City Hall’s response to questions about the display was summarized in the line "City Manager Says It Was a Mistake." The materials supplied to this reporter do not name the City Manager, provide a written statement, or include a direct quotation beyond that characterization. City officials have not provided documentation in the materials reviewed showing who raised or maintained the flag poles at the library that morning.
No 2026 photographs of the inverted flags were included in the reports supplied to this newsroom. Historical material from Gallup provides context for why inverted U.S. flags can trigger a strong local response: a 2015 photograph credited to David Correia is captioned "Nihigaal bee Íiná (Journey for Our Existence). Upside down USA flag with 'Indigenous Resistance Since 1492' painted on it in downtown Gallup, New Mexico." That image and caption confirm that inverted-flag imagery has appeared in downtown Gallup activism at least as recently as 2015.
Additional archival notes from the same 2015 set document organizing and local tensions. One caption reads "A march for remembering the more than 170 Native people killed as a result of border town violence in Gallup, New Mexico between 2013-2015. / Photograph by David Correia (2015)." A first-person excerpt tied to that material recounts traveling from Albuquerque to a meeting at the Gallup campus of the University of New Mexico about a "proposed anti-panhandling campaign" and states, "I am immediately and acutely conscious that this is not a Navajo- or Indigenous-friendly space." The supplied Denetdale Funambulist5 excerpt is truncated in places; full text and sourcing were not provided.

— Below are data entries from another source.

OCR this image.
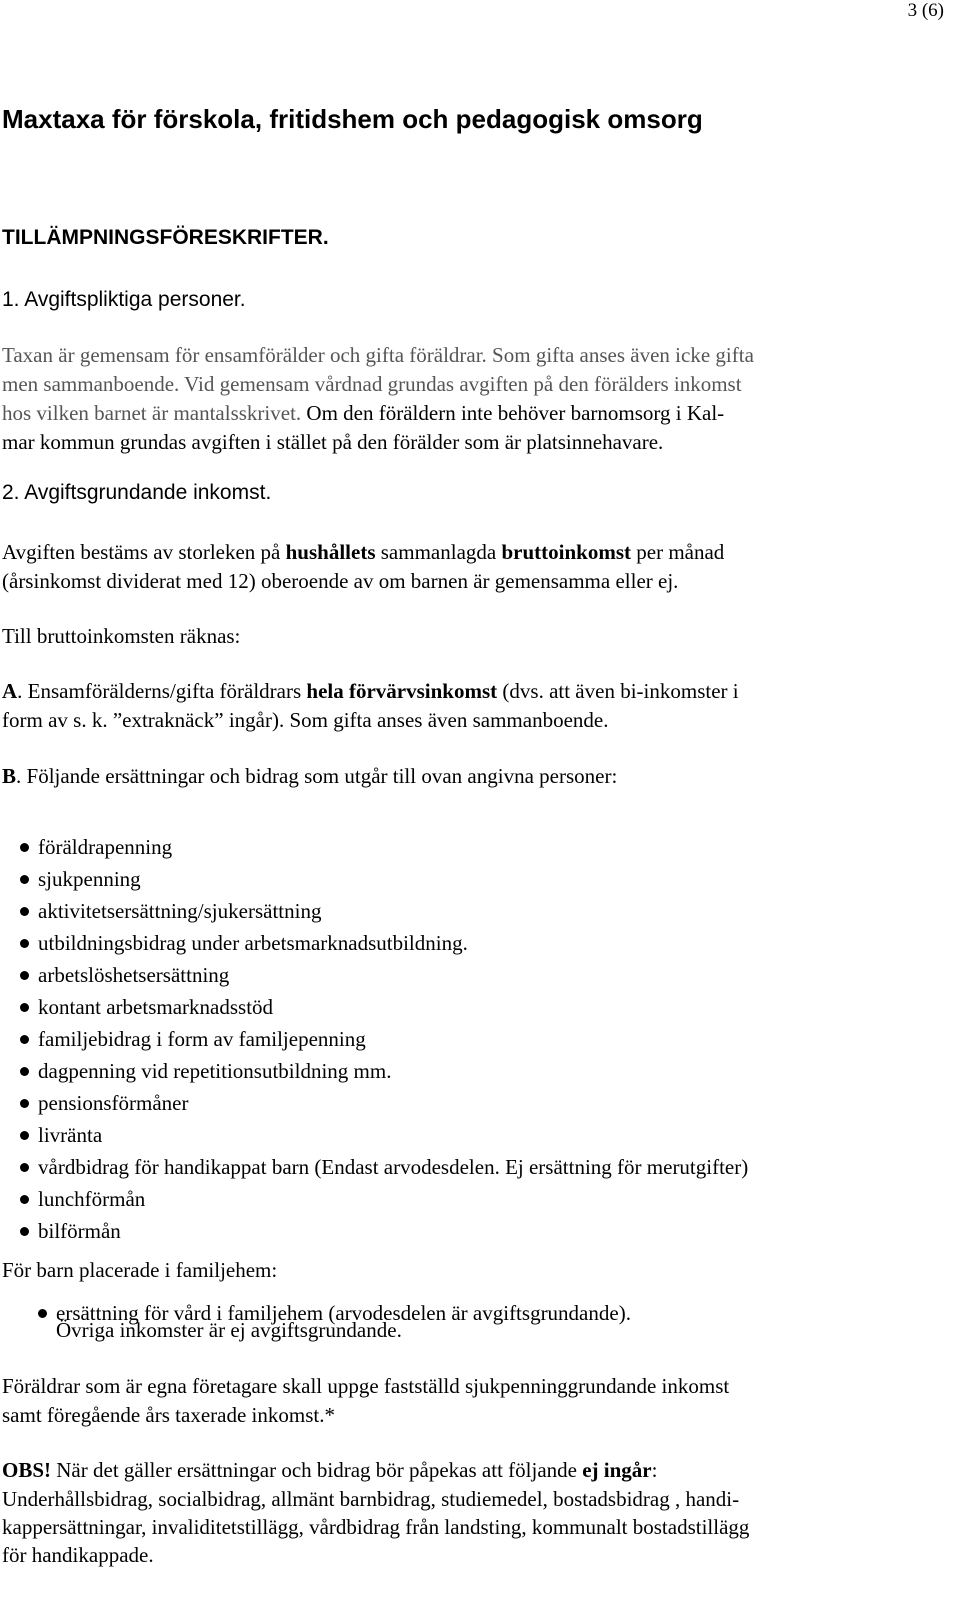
3 (6)
Maxtaxa för förskola, fritidshem och pedagogisk omsorg
TILLÄMPNINGSFÖRESKRIFTER.
1. Avgiftspliktiga personer.
Taxan är gemensam för ensamförälder och gifta föräldrar. Som gifta anses även icke gifta
men sammanboende. Vid gemensam vårdnad grundas avgiften på den förälders inkomst
hos vilken barnet är mantalsskrivet. Om den föräldern inte behöver barnomsorg i Kal-
mar kommun grundas avgiften i stället på den förälder som är platsinnehavare.
2. Avgiftsgrundande inkomst.
Avgiften bestäms av storleken på hushållets sammanlagda bruttoinkomst per månad
(årsinkomst dividerat med 12) oberoende av om barnen är gemensamma eller ej.
Till bruttoinkomsten räknas:
A. Ensamförälderns/gifta föräldrars hela förvärvsinkomst (dvs. att även bi-inkomster i
form av s. k. ”extraknäck” ingår). Som gifta anses även sammanboende.
B. Följande ersättningar och bidrag som utgår till ovan angivna personer:
föräldrapenning
sjukpenning
aktivitetsersättning/sjukersättning
utbildningsbidrag under arbetsmarknadsutbildning.
arbetslöshetsersättning
kontant arbetsmarknadsstöd
familjebidrag i form av familjepenning
dagpenning vid repetitionsutbildning mm.
pensionsförmåner
livränta
vårdbidrag för handikappat barn (Endast arvodesdelen. Ej ersättning för merutgifter)
lunchförmån
bilförmån
För barn placerade i familjehem:
ersättning för vård i familjehem (arvodesdelen är avgiftsgrundande).
Övriga inkomster är ej avgiftsgrundande.
Föräldrar som är egna företagare skall uppge fastställd sjukpenninggrundande inkomst
samt föregående års taxerade inkomst.*
OBS! När det gäller ersättningar och bidrag bör påpekas att följande ej ingår:
Underhållsbidrag, socialbidrag, allmänt barnbidrag, studiemedel, bostadsbidrag , handi-
kappersättningar, invaliditetstillägg, vårdbidrag från landsting, kommunalt bostadstillägg
för handikappade.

Key factual gaps remain in the Feb. 25, 2026 matter: the City Manager is not named in the supplied account, there is no attribution for who inverted the flags, no record in these materials of a follow-up investigation or corrective action, and no photos from the day supplied here. Those are the items necessary to determine whether the library display was a maintenance error, a miscommunication by city staff, or a deliberate political signal.
The inverted flags at a civic institution like Octavia Fellin Children’s Library have heightened resonance in Gallup because of documented local activism and past demonstrations. City officials have described the incident as a mistake; identifying who was responsible and releasing any internal findings will be essential to restoring clarity for families who use the library and for community groups who say such imagery carries historical weight. This newsroom will seek the City Manager’s full statement, photos, and records of any follow-up action to report what the City of Gallup does next.